Radiation therapy is integral to the management of most cancers, including the three most common cancers globally, breast, prostate and lung cancer. About 50-60 percent of cancer patients receive radiation therapy, making it one of the most common treatment options.
The Elekta MR-linac, a new advance in radiation therapy technology, is bringing this pillar of cancer therapy into the age of personalized, precision medicine. MR-linac is designed to address a decades-long clinical need in radiation therapy: the ability to “see while you treat” in real time and in any plane. MR-linac is the first system that integrates precision radiation therapy delivery with real-time high-field 1.5 Tesla (T) MR imaging.
With high-field 2D MR imaging at a rate of at least five frames per second, tumors can now be precisely located, their movement tracked and treatment delivery adapted in real-time in response to changes in tumor position, shape, biology and the relationship to sensitive organs over time. This is essential for improving efficacy and safety, and developing personalized treatment regimens that can improve patient outcomes.
Addressing a critical unmet need in radiation therapy Tumors change shape and size and their position relative to surrounding tissue over the course of treatment and during individual treatment sessions. This results in uncertainty about the location of tumor and normal tissue during treatment, and necessitates increased planned treatment volume (PTV) margins in order to ensure complete dosing of the tumor.

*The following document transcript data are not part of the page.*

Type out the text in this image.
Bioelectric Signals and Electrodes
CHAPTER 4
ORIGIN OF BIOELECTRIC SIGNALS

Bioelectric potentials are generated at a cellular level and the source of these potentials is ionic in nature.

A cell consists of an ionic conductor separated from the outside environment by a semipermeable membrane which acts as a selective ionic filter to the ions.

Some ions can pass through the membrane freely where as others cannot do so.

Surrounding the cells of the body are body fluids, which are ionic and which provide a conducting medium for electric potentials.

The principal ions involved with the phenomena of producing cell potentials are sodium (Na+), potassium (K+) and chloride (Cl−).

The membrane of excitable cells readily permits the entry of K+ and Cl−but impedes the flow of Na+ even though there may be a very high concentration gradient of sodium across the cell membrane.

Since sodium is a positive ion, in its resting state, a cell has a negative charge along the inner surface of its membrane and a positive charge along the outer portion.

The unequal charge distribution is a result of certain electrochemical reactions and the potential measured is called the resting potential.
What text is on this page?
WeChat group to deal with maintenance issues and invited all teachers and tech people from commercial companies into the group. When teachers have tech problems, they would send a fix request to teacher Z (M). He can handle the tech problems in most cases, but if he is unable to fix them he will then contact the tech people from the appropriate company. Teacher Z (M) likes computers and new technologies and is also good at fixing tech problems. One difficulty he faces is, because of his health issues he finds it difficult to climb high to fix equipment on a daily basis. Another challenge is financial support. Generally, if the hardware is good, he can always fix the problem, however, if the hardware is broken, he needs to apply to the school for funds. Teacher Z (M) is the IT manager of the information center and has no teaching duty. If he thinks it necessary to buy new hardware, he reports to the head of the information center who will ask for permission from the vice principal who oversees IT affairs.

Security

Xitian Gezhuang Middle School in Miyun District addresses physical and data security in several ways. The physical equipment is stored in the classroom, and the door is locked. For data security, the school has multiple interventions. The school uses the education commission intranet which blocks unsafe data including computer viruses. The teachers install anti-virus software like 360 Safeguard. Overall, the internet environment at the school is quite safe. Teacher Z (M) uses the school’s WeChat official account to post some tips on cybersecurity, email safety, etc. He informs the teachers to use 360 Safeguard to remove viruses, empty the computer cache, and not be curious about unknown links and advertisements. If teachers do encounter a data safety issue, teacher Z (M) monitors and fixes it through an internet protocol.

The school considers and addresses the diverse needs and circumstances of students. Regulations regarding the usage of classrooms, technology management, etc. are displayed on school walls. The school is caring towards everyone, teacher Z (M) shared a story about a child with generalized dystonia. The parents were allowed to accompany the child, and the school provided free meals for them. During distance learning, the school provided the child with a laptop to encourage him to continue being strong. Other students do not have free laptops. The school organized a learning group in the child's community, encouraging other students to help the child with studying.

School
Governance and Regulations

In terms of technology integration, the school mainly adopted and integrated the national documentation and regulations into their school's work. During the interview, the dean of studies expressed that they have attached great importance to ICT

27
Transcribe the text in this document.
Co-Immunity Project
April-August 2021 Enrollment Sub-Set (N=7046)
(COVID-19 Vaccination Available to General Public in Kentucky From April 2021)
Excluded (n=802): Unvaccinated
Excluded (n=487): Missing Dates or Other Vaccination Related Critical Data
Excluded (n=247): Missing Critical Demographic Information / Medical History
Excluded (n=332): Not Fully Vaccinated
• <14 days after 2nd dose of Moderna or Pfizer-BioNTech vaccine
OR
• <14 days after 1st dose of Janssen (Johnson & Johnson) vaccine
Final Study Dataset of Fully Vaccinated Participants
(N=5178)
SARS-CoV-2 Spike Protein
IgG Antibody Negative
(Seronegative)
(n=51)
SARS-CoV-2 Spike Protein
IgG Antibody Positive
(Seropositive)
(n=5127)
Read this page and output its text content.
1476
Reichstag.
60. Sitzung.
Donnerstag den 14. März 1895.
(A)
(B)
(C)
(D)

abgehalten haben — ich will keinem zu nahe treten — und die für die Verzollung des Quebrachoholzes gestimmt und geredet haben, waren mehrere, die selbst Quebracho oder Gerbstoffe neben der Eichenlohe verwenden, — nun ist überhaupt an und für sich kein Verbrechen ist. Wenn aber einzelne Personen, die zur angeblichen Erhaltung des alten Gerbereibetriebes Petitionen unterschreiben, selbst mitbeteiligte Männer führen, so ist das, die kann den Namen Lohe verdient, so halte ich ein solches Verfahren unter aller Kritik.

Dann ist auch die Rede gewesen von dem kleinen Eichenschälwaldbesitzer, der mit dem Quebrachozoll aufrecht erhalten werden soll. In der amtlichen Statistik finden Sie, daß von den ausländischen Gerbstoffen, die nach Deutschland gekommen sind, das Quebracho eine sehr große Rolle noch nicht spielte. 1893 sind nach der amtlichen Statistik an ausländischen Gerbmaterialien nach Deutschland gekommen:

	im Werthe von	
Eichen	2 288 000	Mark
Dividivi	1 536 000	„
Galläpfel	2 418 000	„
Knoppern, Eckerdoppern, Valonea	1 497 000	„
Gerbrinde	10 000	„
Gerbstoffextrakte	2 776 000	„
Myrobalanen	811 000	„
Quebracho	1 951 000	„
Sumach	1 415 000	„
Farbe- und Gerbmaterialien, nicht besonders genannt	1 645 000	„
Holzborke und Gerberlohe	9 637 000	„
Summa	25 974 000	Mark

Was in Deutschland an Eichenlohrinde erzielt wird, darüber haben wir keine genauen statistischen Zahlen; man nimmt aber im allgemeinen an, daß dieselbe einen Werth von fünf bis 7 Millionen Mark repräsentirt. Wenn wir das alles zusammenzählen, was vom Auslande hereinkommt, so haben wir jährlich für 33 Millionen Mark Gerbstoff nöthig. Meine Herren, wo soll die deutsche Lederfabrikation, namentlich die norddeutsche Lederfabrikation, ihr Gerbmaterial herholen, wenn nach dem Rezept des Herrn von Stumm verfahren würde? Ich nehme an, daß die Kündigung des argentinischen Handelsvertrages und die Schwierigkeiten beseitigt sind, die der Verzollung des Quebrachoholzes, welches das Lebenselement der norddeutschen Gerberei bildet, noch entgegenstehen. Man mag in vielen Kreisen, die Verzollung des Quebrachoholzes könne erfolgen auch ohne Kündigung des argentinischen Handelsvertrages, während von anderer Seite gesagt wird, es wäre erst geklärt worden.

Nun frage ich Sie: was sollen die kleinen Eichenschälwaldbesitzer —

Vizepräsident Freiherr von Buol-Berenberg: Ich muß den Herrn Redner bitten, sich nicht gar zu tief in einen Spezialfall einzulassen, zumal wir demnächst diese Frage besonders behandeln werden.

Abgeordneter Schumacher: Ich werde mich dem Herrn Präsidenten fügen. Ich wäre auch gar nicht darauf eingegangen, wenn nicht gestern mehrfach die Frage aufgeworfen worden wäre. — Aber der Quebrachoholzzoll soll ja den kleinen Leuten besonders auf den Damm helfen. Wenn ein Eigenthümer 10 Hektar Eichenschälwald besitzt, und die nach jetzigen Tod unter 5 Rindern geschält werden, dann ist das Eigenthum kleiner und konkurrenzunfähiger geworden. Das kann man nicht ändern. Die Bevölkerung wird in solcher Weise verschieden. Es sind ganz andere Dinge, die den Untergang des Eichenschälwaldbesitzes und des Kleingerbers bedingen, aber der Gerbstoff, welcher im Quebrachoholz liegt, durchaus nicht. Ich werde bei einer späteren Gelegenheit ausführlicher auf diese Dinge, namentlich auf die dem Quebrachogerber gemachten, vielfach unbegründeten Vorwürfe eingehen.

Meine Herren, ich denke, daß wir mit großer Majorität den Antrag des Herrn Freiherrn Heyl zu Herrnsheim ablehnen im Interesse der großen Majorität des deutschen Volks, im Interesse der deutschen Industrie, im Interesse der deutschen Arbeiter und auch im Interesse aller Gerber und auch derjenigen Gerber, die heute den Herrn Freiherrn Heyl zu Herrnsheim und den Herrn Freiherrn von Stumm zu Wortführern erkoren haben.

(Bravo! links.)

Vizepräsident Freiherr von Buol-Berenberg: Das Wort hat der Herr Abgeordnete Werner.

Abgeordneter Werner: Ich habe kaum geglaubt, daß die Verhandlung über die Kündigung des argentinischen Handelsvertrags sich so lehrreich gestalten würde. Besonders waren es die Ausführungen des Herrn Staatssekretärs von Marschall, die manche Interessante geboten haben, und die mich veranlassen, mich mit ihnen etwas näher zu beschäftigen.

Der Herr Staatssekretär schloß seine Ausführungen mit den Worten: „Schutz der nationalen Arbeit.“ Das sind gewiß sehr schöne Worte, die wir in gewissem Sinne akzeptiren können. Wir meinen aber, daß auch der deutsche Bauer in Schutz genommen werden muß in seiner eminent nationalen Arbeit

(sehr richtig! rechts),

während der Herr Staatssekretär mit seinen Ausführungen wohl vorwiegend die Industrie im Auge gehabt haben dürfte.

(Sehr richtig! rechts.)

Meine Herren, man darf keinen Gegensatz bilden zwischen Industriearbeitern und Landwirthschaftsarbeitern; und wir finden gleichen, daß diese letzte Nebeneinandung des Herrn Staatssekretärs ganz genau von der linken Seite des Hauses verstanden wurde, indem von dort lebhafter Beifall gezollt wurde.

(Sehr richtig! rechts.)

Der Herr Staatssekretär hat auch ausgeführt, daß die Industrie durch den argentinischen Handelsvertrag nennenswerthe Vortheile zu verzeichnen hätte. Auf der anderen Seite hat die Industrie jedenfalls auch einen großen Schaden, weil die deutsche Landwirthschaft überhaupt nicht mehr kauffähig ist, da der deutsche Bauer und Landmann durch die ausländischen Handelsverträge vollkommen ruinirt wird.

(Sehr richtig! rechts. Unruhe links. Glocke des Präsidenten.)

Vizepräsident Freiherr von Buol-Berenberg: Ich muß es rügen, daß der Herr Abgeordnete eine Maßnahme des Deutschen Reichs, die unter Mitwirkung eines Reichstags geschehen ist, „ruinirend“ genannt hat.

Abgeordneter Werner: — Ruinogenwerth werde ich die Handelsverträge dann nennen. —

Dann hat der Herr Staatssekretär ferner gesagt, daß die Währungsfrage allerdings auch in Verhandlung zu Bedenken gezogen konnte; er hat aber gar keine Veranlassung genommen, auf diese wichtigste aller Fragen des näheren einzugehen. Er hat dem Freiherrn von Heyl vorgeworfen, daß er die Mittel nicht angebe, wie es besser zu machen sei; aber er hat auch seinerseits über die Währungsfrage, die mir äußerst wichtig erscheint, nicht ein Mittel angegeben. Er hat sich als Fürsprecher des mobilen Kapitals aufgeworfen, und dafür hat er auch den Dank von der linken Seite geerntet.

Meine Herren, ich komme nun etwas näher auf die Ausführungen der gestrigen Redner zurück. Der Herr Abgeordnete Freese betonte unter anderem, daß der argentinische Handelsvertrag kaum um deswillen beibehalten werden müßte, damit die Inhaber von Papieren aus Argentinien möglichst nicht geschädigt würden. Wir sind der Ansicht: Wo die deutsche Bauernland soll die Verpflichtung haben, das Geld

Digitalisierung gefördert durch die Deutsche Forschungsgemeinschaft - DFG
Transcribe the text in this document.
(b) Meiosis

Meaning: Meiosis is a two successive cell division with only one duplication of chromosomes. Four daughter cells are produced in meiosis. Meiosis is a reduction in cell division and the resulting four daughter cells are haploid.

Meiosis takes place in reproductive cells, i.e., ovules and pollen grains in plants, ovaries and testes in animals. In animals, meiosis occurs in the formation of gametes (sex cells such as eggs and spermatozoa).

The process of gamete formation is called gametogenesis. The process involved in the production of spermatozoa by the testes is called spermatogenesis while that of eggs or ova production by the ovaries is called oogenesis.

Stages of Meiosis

Larger PTV margins increase the amount of normal tissue that is dosed, which causes more widespread or more severe toxicity that can lead to acute and long-term side effects and reduced quality of treatment outcomes.
The ability to see and monitor radiation dosing in real time could substantially reduce uncertainty about where radiation is being delivered, allowing PTV margin reductions that could better spare healthy tissue. Smaller PTVs may enable delivery of higher doses to the tumor, which could improve efficacy, while minimizing toxicity.
Real-time dose monitoring also allows calculation of the total amount of radiation accumulated in the tumor or surrounding tissue at any point over the course of therapy. Subsequent treatments can then be adjusted to ensure that the actual dose delivered is consistent with the planned dose, which is critical for optimizing outcomes.